Rural Ireland on two wheels
A national Greenway cycling route would cost the same as a few kilometres of motorway, and transform how tourists and locals travel through the country
From the Phoenix Park, the route could rejoin the Royal Canal and at Blanchardstown it would need a new cycle bridge to cross the N3/M50 intersection. It would be a spectacular span across our biggest spaghetti junction, with a rail line, canal and flyovers running above and below.
Once across that gap, it is plain sailing along the banks of the Royal Canal all the way to Mullingar. From there, you switch to the disused rail line, which would bring you to Athlone and the Shannon. Once again, we would have to build another cycling bridge across the river. The benefit to Athlone would be immense. Of the three existing bridges across the Shannon, only one can be used by pedestrians or cyclists.
The rural sections could be built for less than €50,000 per kilometre and would involve minimal disturbance. Every town and village along the route would be a winner, like those places where Shannon cruise boats tie up overnight. Pubs could be reopened; cafes, shops and B&Bs could start to make a living.

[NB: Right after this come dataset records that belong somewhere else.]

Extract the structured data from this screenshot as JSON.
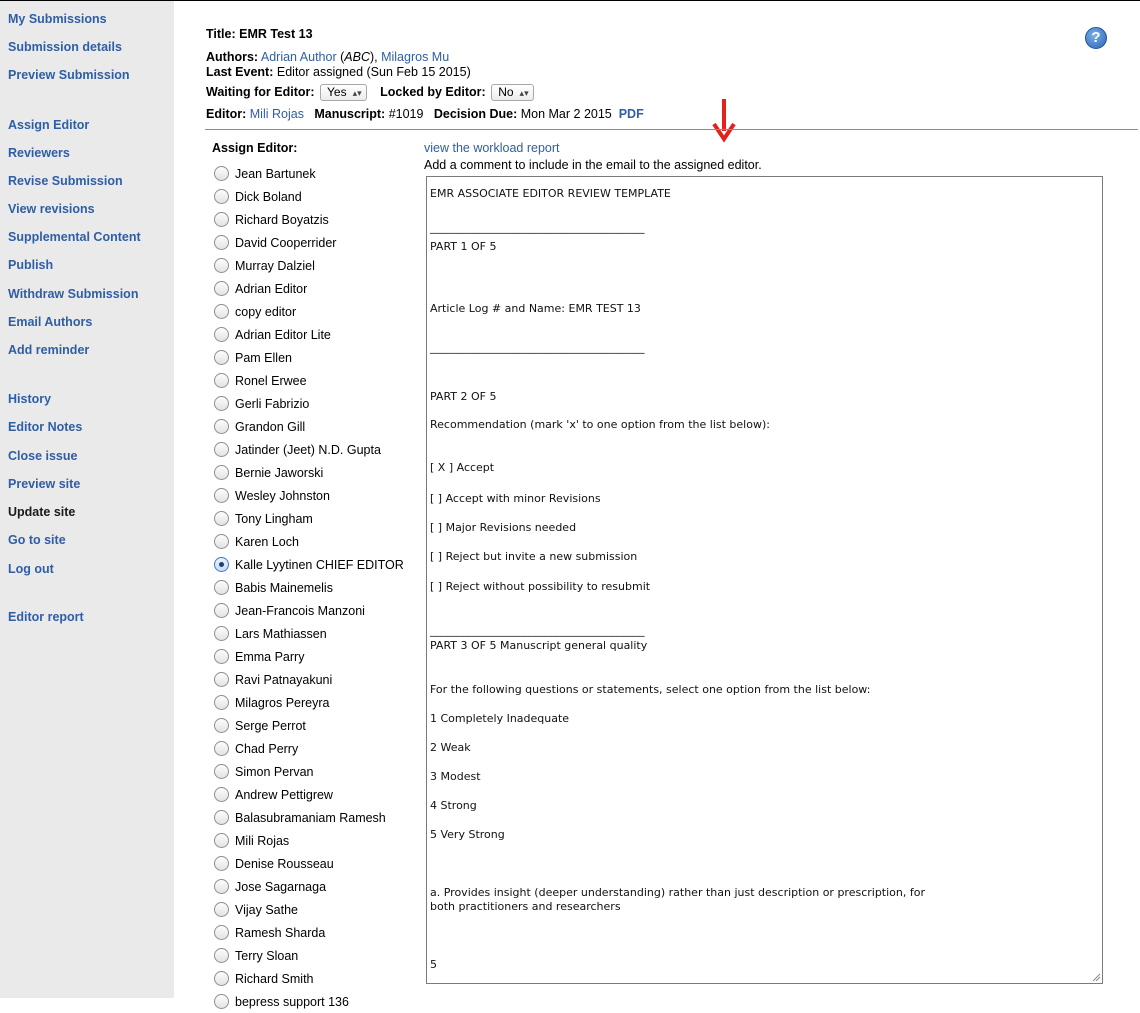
{
  "sidebar": {
    "items": [
      {
        "label": "My Submissions"
      },
      {
        "label": "Submission details"
      },
      {
        "label": "Preview Submission"
      },
      {
        "label": "Assign Editor"
      },
      {
        "label": "Reviewers"
      },
      {
        "label": "Revise Submission"
      },
      {
        "label": "View revisions"
      },
      {
        "label": "Supplemental Content"
      },
      {
        "label": "Publish"
      },
      {
        "label": "Withdraw Submission"
      },
      {
        "label": "Email Authors"
      },
      {
        "label": "Add reminder"
      },
      {
        "label": "History"
      },
      {
        "label": "Editor Notes"
      },
      {
        "label": "Close issue"
      },
      {
        "label": "Preview site"
      },
      {
        "label": "Update site"
      },
      {
        "label": "Go to site"
      },
      {
        "label": "Log out"
      },
      {
        "label": "Editor report"
      }
    ]
  },
  "header": {
    "title_label": "Title:",
    "title_value": "EMR Test 13",
    "authors_label": "Authors:",
    "author1": "Adrian Author",
    "author1_affil": "ABC",
    "author2": "Milagros Mu",
    "last_event_label": "Last Event:",
    "last_event_value": "Editor assigned (Sun Feb 15 2015)",
    "waiting_label": "Waiting for Editor:",
    "waiting_value": "Yes",
    "locked_label": "Locked by Editor:",
    "locked_value": "No",
    "editor_label": "Editor:",
    "editor_value": "Mili Rojas",
    "manuscript_label": "Manuscript:",
    "manuscript_value": "#1019",
    "decision_label": "Decision Due:",
    "decision_value": "Mon Mar 2 2015",
    "pdf_link": "PDF",
    "help_glyph": "?"
  },
  "assign": {
    "label": "Assign Editor:",
    "selected": "Kalle Lyytinen CHIEF EDITOR",
    "editors": [
      "Jean Bartunek",
      "Dick Boland",
      "Richard Boyatzis",
      "David Cooperrider",
      "Murray Dalziel",
      "Adrian Editor",
      "copy editor",
      "Adrian Editor Lite",
      "Pam Ellen",
      "Ronel Erwee",
      "Gerli Fabrizio",
      "Grandon Gill",
      "Jatinder (Jeet) N.D. Gupta",
      "Bernie Jaworski",
      "Wesley Johnston",
      "Tony Lingham",
      "Karen Loch",
      "Kalle Lyytinen CHIEF EDITOR",
      "Babis Mainemelis",
      "Jean-Francois Manzoni",
      "Lars Mathiassen",
      "Emma Parry",
      "Ravi Patnayakuni",
      "Milagros Pereyra",
      "Serge Perrot",
      "Chad Perry",
      "Simon Pervan",
      "Andrew Pettigrew",
      "Balasubramaniam Ramesh",
      "Mili Rojas",
      "Denise Rousseau",
      "Jose Sagarnaga",
      "Vijay Sathe",
      "Ramesh Sharda",
      "Terry Sloan",
      "Richard Smith",
      "bepress support 136"
    ]
  },
  "comment": {
    "workload_link": "view the workload report",
    "instruction": "Add a comment to include in the email to the assigned editor.",
    "lines": [
      "EMR ASSOCIATE EDITOR REVIEW TEMPLATE",
      "_______________________________________",
      "PART 1 OF 5",
      "Article Log # and Name:  EMR TEST 13",
      "_______________________________________",
      "PART 2 OF 5",
      "Recommendation (mark 'x' to one option from the list below):",
      "[ X  ] Accept",
      "[    ] Accept with minor Revisions",
      "[    ] Major Revisions needed",
      "[    ] Reject but invite a new submission",
      "[    ] Reject without possibility to resubmit",
      "_______________________________________",
      "PART 3 OF 5  Manuscript general quality",
      "For the following questions or statements, select one option from the list below:",
      "1 Completely Inadequate",
      "2 Weak",
      "3 Modest",
      "4 Strong",
      "5 Very Strong",
      "a. Provides insight (deeper understanding) rather than just description or prescription, for both practitioners and researchers",
      "5"
    ]
  }
}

The route west of the Shannon is not yet decided. There is less publicly owned land, other than the Bord na Móna bogs, so an arrangement would have to be made with private landowners. The success in Mayo and the resolution of some of the more contentious issues around walking routes make it likely we could get a solution that benefits everyone. In the end, it might come down to a competition between communities who want the route to come their way.

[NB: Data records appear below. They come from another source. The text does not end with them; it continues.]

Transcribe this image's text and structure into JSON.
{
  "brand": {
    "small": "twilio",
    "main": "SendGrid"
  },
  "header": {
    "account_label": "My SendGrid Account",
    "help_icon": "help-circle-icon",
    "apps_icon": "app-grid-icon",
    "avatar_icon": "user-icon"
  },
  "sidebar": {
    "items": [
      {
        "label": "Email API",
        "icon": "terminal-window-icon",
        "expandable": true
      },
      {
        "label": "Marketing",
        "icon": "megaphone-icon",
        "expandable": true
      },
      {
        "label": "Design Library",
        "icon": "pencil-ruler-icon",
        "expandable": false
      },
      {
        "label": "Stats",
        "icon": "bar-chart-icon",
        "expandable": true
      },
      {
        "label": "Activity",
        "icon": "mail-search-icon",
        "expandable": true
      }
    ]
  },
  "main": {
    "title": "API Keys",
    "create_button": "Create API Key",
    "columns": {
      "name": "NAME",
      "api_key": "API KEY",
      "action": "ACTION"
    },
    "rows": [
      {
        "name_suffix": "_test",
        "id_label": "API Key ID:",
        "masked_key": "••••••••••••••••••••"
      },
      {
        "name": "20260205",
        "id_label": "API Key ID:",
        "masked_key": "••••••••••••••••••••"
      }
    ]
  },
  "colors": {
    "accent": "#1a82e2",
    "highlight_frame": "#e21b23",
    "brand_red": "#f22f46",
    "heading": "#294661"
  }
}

The final stretch along the seafront into Galway City would be spectacular, but it should not stop there. Restoring the old Clifden rail line as a cycle route would add a further 80km to the 230km it would take to get from Dublin to Galway. Joining the two projects together would create an international bestseller in the growing world of cycling tourism. By connecting from Clifden to Westport and from Oranmore to the Burren, we could then start building the second big European route that would give the whole west of Ireland a lift.

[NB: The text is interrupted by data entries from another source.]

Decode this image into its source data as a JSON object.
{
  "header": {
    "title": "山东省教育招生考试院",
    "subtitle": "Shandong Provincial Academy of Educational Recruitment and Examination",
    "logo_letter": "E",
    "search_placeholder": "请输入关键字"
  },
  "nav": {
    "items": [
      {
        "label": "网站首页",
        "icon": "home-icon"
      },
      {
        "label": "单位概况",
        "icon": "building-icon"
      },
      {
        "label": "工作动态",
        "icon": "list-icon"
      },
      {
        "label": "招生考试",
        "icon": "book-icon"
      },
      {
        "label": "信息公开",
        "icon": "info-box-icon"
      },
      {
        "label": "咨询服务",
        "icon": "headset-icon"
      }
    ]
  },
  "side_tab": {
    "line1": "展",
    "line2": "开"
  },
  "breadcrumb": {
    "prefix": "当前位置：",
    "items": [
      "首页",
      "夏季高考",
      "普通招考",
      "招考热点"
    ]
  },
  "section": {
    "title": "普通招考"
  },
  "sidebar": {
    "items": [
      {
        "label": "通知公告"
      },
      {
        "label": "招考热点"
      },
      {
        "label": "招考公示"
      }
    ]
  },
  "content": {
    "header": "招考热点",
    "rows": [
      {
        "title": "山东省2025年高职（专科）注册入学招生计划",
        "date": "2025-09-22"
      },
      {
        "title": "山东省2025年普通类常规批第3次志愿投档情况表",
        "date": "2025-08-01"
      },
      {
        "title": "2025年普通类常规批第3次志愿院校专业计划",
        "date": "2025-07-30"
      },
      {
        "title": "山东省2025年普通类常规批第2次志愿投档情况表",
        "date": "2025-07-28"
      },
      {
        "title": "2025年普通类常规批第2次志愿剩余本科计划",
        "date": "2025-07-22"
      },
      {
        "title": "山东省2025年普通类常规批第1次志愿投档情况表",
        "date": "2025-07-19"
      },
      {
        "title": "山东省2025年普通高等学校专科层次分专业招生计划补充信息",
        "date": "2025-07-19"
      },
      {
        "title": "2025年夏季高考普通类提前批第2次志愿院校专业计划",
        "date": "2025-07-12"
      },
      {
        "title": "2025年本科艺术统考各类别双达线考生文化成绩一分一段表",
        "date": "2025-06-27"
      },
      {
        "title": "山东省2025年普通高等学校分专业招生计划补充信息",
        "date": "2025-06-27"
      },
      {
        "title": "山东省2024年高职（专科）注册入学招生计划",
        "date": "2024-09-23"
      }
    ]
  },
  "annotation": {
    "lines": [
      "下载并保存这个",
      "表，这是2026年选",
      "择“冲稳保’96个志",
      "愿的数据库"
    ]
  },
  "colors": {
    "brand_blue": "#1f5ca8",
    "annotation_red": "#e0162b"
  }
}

These tourist routes are for our own people as much as for visitors. Getting people back on a bike on a Sunday will start them thinking of cycling rather than driving to the shops. The health and social benefits are immense, even if it would be hard to put them down on any Department of Finance balance sheet.
Leo Varadkar will be considering around now whether this project is included in his capital budget for next year. For the price of one or two kilometres of motorway we could start a national “Greenway” network that would help turn our country around. We have already passed the point of no return. There is a nice downhill spin ahead if we can get over the next rise.